Unnamed: 0,review,sentiment
0,I went and saw this movie last night after bei...,1
1,Actor turned director Bill Paxton follows up h...,1
2,As a recreational golfer with some knowledge o...,1


In [2]:
from sklearn.feature_extraction.text import CountVectorizer

count = CountVectorizer(stop_words='english',
                        max_df=.1,
                        max_features=5000)
X = count.fit_transform(df['review'].values)

In [3]:
from sklearn.decomposition import LatentDirichletAllocation

lda = LatentDirichletAllocation(n_components=10,
                                random_state=123,
                                learning_method='batch')
X_topics = lda.fit_transform(X)

In [4]:
lda.components_.shape

(10, 5000)

In [5]:
n_top_words = 5
feature_names = count.get_feature_names_out()

for topic_idx, topic in enumerate(lda.components_):
    print(f'Topic {(topic_idx + 1)}:')
    print(' '.join([feature_names[i]
                    for i in topic.argsort()\
                        [:-n_top_words - 1:-1]]))

Topic 1:
worst minutes script awful stupid
Topic 2:
family mother father girl children
Topic 3:
american war dvd music tv
Topic 4:
human audience cinema art feel
Topic 5:
police guy car murder dead
Topic 6:
horror house gore blood sex
Topic 7:
role performance comedy actor performances
Topic 8:
series episode war episodes tv
Topic 9:
book version original read effects
Topic 10:
action fight guy guys fun


In [6]:
horror = X_topics[:, 5].argsort()[::-1]

for iter_idx, movie_idx in enumerate(horror[:3]):
    print(f'\nHorror movie #{(iter_idx + 1)}:')
    print(df['review'][movie_idx][:300], '...')


Horror movie #1:
House of Dracula works from the same basic premise as House of Frankenstein from the year before; namely that Universal's three most famous monsters; Dracula, Frankenstein's Monster and The Wolf Man are appearing in the movie together.
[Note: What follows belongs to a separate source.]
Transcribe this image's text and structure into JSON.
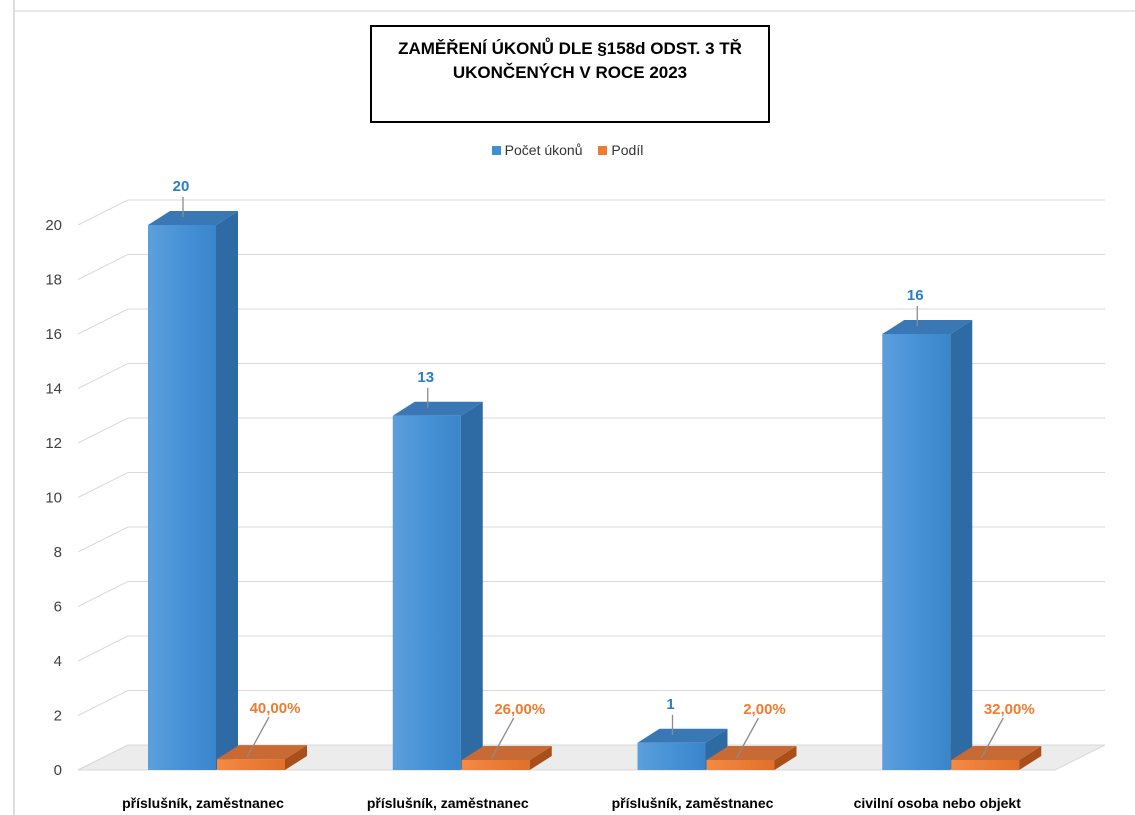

Naturally, the film is rather messy therefore, but the fact that ...

Horror movie #2:
"House of the Damned" (also known as "Spectre") is one of your low budget haunted house horror flicks, filled with mediocre performances and cheap effects. It is about a family that inherits an old Irish mansion, and after moving in begin to experience strange phenomenon and ghostly apparitions, inc ...

Horror movie #3:
This film marked the end of the "serious" Universal Monsters era (Abbott and Costello meet up with the monsters later in "Abbott and Costello Meet Frankentstein"). It was a somewhat desparate, yet fun attempt to revive the classic monsters of the Wolf Man, Frankenstein's monster, and Dracula one "la ...